[PATCH 2/2] ubi: attach: do not return -EINVAL if the mtd->numeraseregions is 1
Brian Norris
computersforpeace at gmail.com
Fri Jul 29 11:24:49 PDT 2016
(Artem, any opinions, since you had the most opinion last time this came
up?)
On Mon, Jul 25, 2016 at 12:31:39PM +0200, Richard Weinberger wrote:
> Am 25.07.2016 um 11:46 schrieb Rajeev Kumar:
> > If the master mtd does not have any slave mtd partitions,
> > and its numeraseregions is one(only has one erease block), and
> > we attach the master mtd with : ubiattach -m 0 -d 0
> >
> > We will meet the error:
> > -------------------------------------------------------
> > root ~$ ubiattach /dev/ubi_ctrl -m 0 -d 0
> > UBI: attaching mtd0 to ubi0
> > UBI error: io_init: multiple regions, not implemented
> > ubiattach: error!: cannot attach mtd0
> > error 22 (Invalid argument)
> > -------------------------------------------------------
> >
> > In fact, if there is only one "erase block", we should not
> > prevent the attach.
> >
> > This patch is tested against 3.14 kernel and only build test is
> > performed against current upstream master branch.
>
> The more interesting question is, why is ->numeraseregions not 0?
>
> The comment in the header says:
> /* Data for variable erase regions. If numeraseregions is zero,
> * it means that the whole device has erasesize as given above.
> */
>
> So, if your MTD erase regions with the same size, it should be 0.
>
> IIRC we had such a discussion already on linux-mtd and it was not clear
> whether numeraseregions of 0 and 1 are equal or not.

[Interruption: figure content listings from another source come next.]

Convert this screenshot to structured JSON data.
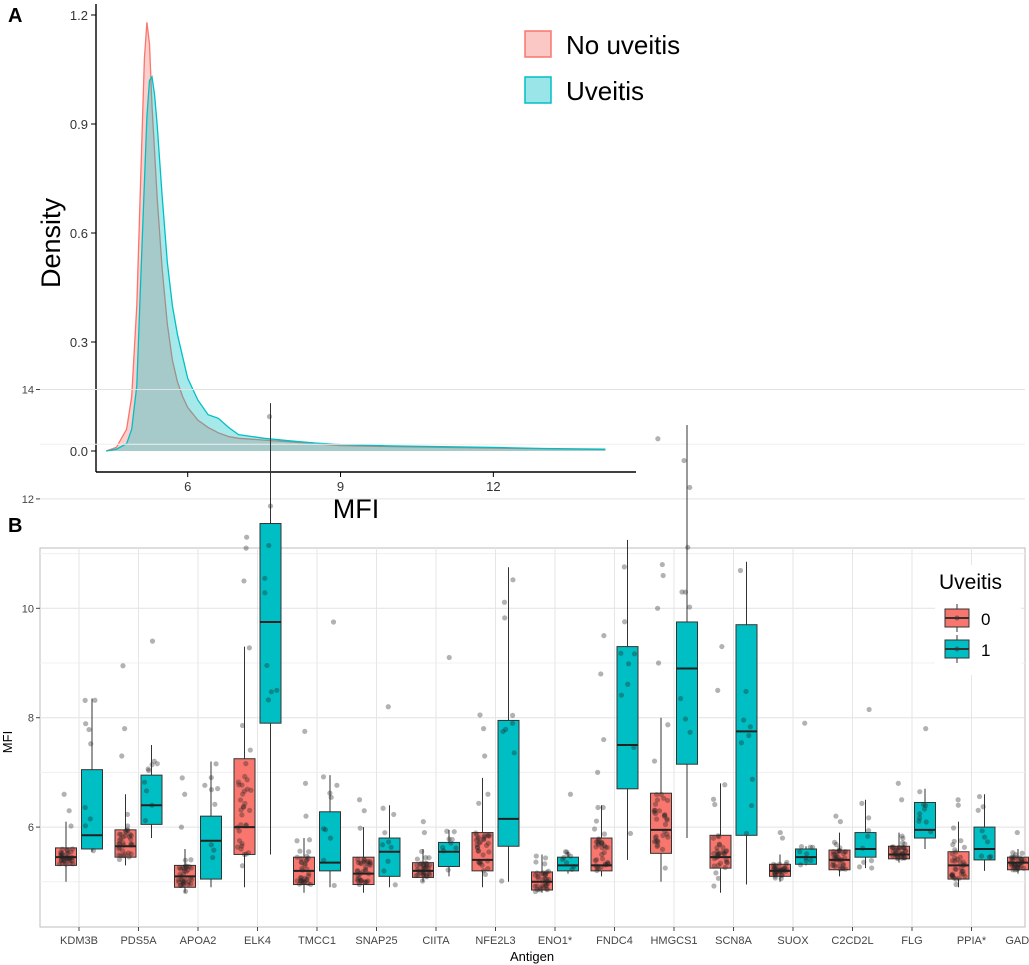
{
  "panel_a": {
    "label": "A",
    "colors": {
      "no_uveitis_fill": "#f8766d",
      "no_uveitis_line": "#f8766d",
      "uveitis_fill": "#00bfc4",
      "uveitis_line": "#00bfc4"
    }
  },
  "panel_b": {
    "label": "B",
    "colors": {
      "group0": "#f8766d",
      "group1": "#00bfc4"
    }
  },
  "chart_data": [
    {
      "type": "area",
      "subtype": "density",
      "title": "",
      "xlabel": "MFI",
      "ylabel": "Density",
      "xlim": [
        4.2,
        14.8
      ],
      "ylim": [
        0,
        1.2
      ],
      "xticks": [
        6,
        9,
        12
      ],
      "yticks": [
        0.0,
        0.3,
        0.6,
        0.9,
        1.2
      ],
      "ytick_labels": [
        "0.0",
        "0.3",
        "0.6",
        "0.9",
        "1.2"
      ],
      "legend": {
        "position": "top-right",
        "entries": [
          "No uveitis",
          "Uveitis"
        ]
      },
      "series": [
        {
          "name": "No uveitis",
          "x": [
            4.4,
            4.6,
            4.8,
            4.9,
            5.0,
            5.1,
            5.15,
            5.2,
            5.25,
            5.3,
            5.4,
            5.5,
            5.6,
            5.7,
            5.8,
            5.9,
            6.0,
            6.2,
            6.4,
            6.6,
            6.8,
            7.0,
            7.5,
            8.0,
            8.5,
            9.0,
            10.0,
            11.0,
            12.0,
            13.0,
            14.2
          ],
          "values": [
            0.0,
            0.01,
            0.06,
            0.15,
            0.4,
            0.85,
            1.08,
            1.18,
            1.12,
            0.95,
            0.7,
            0.5,
            0.35,
            0.25,
            0.19,
            0.15,
            0.12,
            0.085,
            0.065,
            0.05,
            0.04,
            0.035,
            0.03,
            0.025,
            0.02,
            0.015,
            0.012,
            0.01,
            0.008,
            0.006,
            0.004
          ]
        },
        {
          "name": "Uveitis",
          "x": [
            4.4,
            4.6,
            4.8,
            4.9,
            5.0,
            5.1,
            5.2,
            5.25,
            5.3,
            5.35,
            5.4,
            5.5,
            5.6,
            5.7,
            5.8,
            5.9,
            6.0,
            6.2,
            6.4,
            6.6,
            6.8,
            7.0,
            7.5,
            8.0,
            8.5,
            9.0,
            10.0,
            11.0,
            12.0,
            13.0,
            14.2
          ],
          "values": [
            0.0,
            0.005,
            0.02,
            0.06,
            0.18,
            0.55,
            0.92,
            1.02,
            1.03,
            0.98,
            0.9,
            0.7,
            0.52,
            0.4,
            0.32,
            0.26,
            0.2,
            0.14,
            0.1,
            0.09,
            0.065,
            0.045,
            0.035,
            0.028,
            0.022,
            0.018,
            0.014,
            0.012,
            0.01,
            0.007,
            0.005
          ]
        }
      ]
    },
    {
      "type": "box",
      "title": "",
      "xlabel": "Antigen",
      "ylabel": "MFI",
      "ylim": [
        4.6,
        14.1
      ],
      "yticks": [
        6,
        8,
        10,
        12,
        14
      ],
      "legend": {
        "title": "Uveitis",
        "position": "top-right",
        "entries": [
          "0",
          "1"
        ]
      },
      "categories": [
        "KDM3B",
        "PDS5A",
        "APOA2",
        "ELK4",
        "TMCC1",
        "SNAP25",
        "CIITA",
        "NFE2L3",
        "ENO1*",
        "FNDC4",
        "HMGCS1",
        "SCN8A",
        "SUOX",
        "C2CD2L",
        "FLG",
        "PPIA*",
        "GADD45B"
      ],
      "series": [
        {
          "name": "0",
          "boxes": [
            {
              "whisker_low": 5.0,
              "q1": 5.3,
              "median": 5.45,
              "q3": 5.62,
              "whisker_high": 6.1,
              "outliers": [
                6.3,
                6.6
              ]
            },
            {
              "whisker_low": 5.3,
              "q1": 5.45,
              "median": 5.65,
              "q3": 5.95,
              "whisker_high": 6.6,
              "outliers": [
                7.3,
                7.8,
                8.95
              ]
            },
            {
              "whisker_low": 4.8,
              "q1": 4.9,
              "median": 5.1,
              "q3": 5.3,
              "whisker_high": 5.6,
              "outliers": [
                6.0,
                6.6,
                6.9
              ]
            },
            {
              "whisker_low": 4.9,
              "q1": 5.5,
              "median": 6.0,
              "q3": 7.25,
              "whisker_high": 9.3,
              "outliers": [
                10.5,
                11.1,
                11.3
              ]
            },
            {
              "whisker_low": 4.8,
              "q1": 4.95,
              "median": 5.2,
              "q3": 5.45,
              "whisker_high": 5.8,
              "outliers": [
                6.2,
                6.8,
                7.75
              ]
            },
            {
              "whisker_low": 4.8,
              "q1": 4.95,
              "median": 5.15,
              "q3": 5.45,
              "whisker_high": 6.0,
              "outliers": [
                6.3,
                6.5
              ]
            },
            {
              "whisker_low": 5.0,
              "q1": 5.08,
              "median": 5.2,
              "q3": 5.35,
              "whisker_high": 5.6,
              "outliers": [
                5.9,
                6.1
              ]
            },
            {
              "whisker_low": 4.9,
              "q1": 5.2,
              "median": 5.4,
              "q3": 5.9,
              "whisker_high": 6.9,
              "outliers": [
                7.3,
                7.8,
                8.05
              ]
            },
            {
              "whisker_low": 4.8,
              "q1": 4.85,
              "median": 5.0,
              "q3": 5.18,
              "whisker_high": 5.5,
              "outliers": []
            },
            {
              "whisker_low": 5.1,
              "q1": 5.2,
              "median": 5.3,
              "q3": 5.8,
              "whisker_high": 6.4,
              "outliers": [
                7.0,
                7.6,
                8.8,
                9.5
              ]
            },
            {
              "whisker_low": 5.0,
              "q1": 5.52,
              "median": 5.95,
              "q3": 6.62,
              "whisker_high": 8.0,
              "outliers": [
                9.0,
                10.0,
                10.6,
                10.8,
                13.1
              ]
            },
            {
              "whisker_low": 4.8,
              "q1": 5.25,
              "median": 5.45,
              "q3": 5.85,
              "whisker_high": 6.8,
              "outliers": [
                8.5,
                9.3
              ]
            },
            {
              "whisker_low": 5.0,
              "q1": 5.1,
              "median": 5.2,
              "q3": 5.32,
              "whisker_high": 5.5,
              "outliers": [
                5.8,
                5.9
              ]
            },
            {
              "whisker_low": 5.1,
              "q1": 5.22,
              "median": 5.4,
              "q3": 5.58,
              "whisker_high": 5.9,
              "outliers": [
                6.1,
                6.2
              ]
            },
            {
              "whisker_low": 5.35,
              "q1": 5.42,
              "median": 5.5,
              "q3": 5.65,
              "whisker_high": 5.9,
              "outliers": [
                6.5,
                6.8
              ]
            },
            {
              "whisker_low": 4.9,
              "q1": 5.05,
              "median": 5.3,
              "q3": 5.55,
              "whisker_high": 6.1,
              "outliers": [
                6.4,
                6.5
              ]
            },
            {
              "whisker_low": 5.15,
              "q1": 5.22,
              "median": 5.35,
              "q3": 5.45,
              "whisker_high": 5.6,
              "outliers": [
                5.9
              ]
            }
          ]
        },
        {
          "name": "1",
          "boxes": [
            {
              "whisker_low": 5.55,
              "q1": 5.6,
              "median": 5.85,
              "q3": 7.05,
              "whisker_high": 8.35,
              "outliers": []
            },
            {
              "whisker_low": 5.8,
              "q1": 6.05,
              "median": 6.4,
              "q3": 6.95,
              "whisker_high": 7.5,
              "outliers": [
                9.4
              ]
            },
            {
              "whisker_low": 4.9,
              "q1": 5.05,
              "median": 5.75,
              "q3": 6.2,
              "whisker_high": 7.2,
              "outliers": []
            },
            {
              "whisker_low": 5.5,
              "q1": 7.9,
              "median": 9.75,
              "q3": 11.55,
              "whisker_high": 13.75,
              "outliers": []
            },
            {
              "whisker_low": 4.9,
              "q1": 5.2,
              "median": 5.35,
              "q3": 6.28,
              "whisker_high": 6.95,
              "outliers": [
                9.75
              ]
            },
            {
              "whisker_low": 4.9,
              "q1": 5.1,
              "median": 5.55,
              "q3": 5.8,
              "whisker_high": 6.4,
              "outliers": [
                8.2
              ]
            },
            {
              "whisker_low": 5.1,
              "q1": 5.28,
              "median": 5.55,
              "q3": 5.72,
              "whisker_high": 5.95,
              "outliers": [
                9.1
              ]
            },
            {
              "whisker_low": 5.0,
              "q1": 5.65,
              "median": 6.15,
              "q3": 7.95,
              "whisker_high": 10.75,
              "outliers": []
            },
            {
              "whisker_low": 5.15,
              "q1": 5.2,
              "median": 5.3,
              "q3": 5.45,
              "whisker_high": 5.55,
              "outliers": [
                6.6
              ]
            },
            {
              "whisker_low": 5.4,
              "q1": 6.7,
              "median": 7.5,
              "q3": 9.3,
              "whisker_high": 11.25,
              "outliers": []
            },
            {
              "whisker_low": 5.8,
              "q1": 7.15,
              "median": 8.9,
              "q3": 9.75,
              "whisker_high": 13.35,
              "outliers": []
            },
            {
              "whisker_low": 4.95,
              "q1": 5.85,
              "median": 7.75,
              "q3": 9.7,
              "whisker_high": 10.85,
              "outliers": []
            },
            {
              "whisker_low": 5.3,
              "q1": 5.32,
              "median": 5.45,
              "q3": 5.6,
              "whisker_high": 5.65,
              "outliers": [
                7.9
              ]
            },
            {
              "whisker_low": 5.25,
              "q1": 5.45,
              "median": 5.6,
              "q3": 5.9,
              "whisker_high": 6.5,
              "outliers": [
                8.15
              ]
            },
            {
              "whisker_low": 5.6,
              "q1": 5.8,
              "median": 5.95,
              "q3": 6.45,
              "whisker_high": 6.7,
              "outliers": [
                7.8
              ]
            },
            {
              "whisker_low": 5.2,
              "q1": 5.4,
              "median": 5.6,
              "q3": 6.0,
              "whisker_high": 6.6,
              "outliers": []
            },
            {
              "whisker_low": 5.35,
              "q1": 5.45,
              "median": 5.55,
              "q3": 5.78,
              "whisker_high": 5.85,
              "outliers": [
                6.65
              ]
            }
          ]
        }
      ]
    }
  ]
}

I think 0 and 1 are essentially equal. But there's some potential room
for error (e.g., if the driver doesn't configure mtd->erasesize ==
mtd->eraseregions[0].erasesize, and similar). Also, I see some
problematic code like this in cfi_cmdset_0001.c:
mtd->numeraseregions = cfi->cfiq->NumEraseRegions * cfi->numchips;
So, if there are two chips, but both have a single erase region, with
the same erasesize, we'll still end up with ->numeraseregions == 2. We
can't hack all MTD users to start searching the eraseregions[] array to
see if the device is actually uniform, even if it reports
numeraseregions > 0.
I'm inclined, then, to outlaw numeraseregions == 1 (to make it simpler for MTD
users to handle), and put code either in drivers or in mtdcore.c to be slightly
more intelligent (e.g., if the driver left numeraseregions == 1, then just do
some sanity checking and re-set numeraseregions to 0). It might be good to move
code like this from cfi_cmdset_0001.c into mtdcore.c at the same time too:
if (offset != devsize) {
/* Argh */
printk(KERN_WARNING "Sum of regions (%lx) != total size of set of interleaved chips (%lx)\n", offset, devsize);
goto setup_err;
}
BTW, Rajeev, what devices are you testing? Just curious.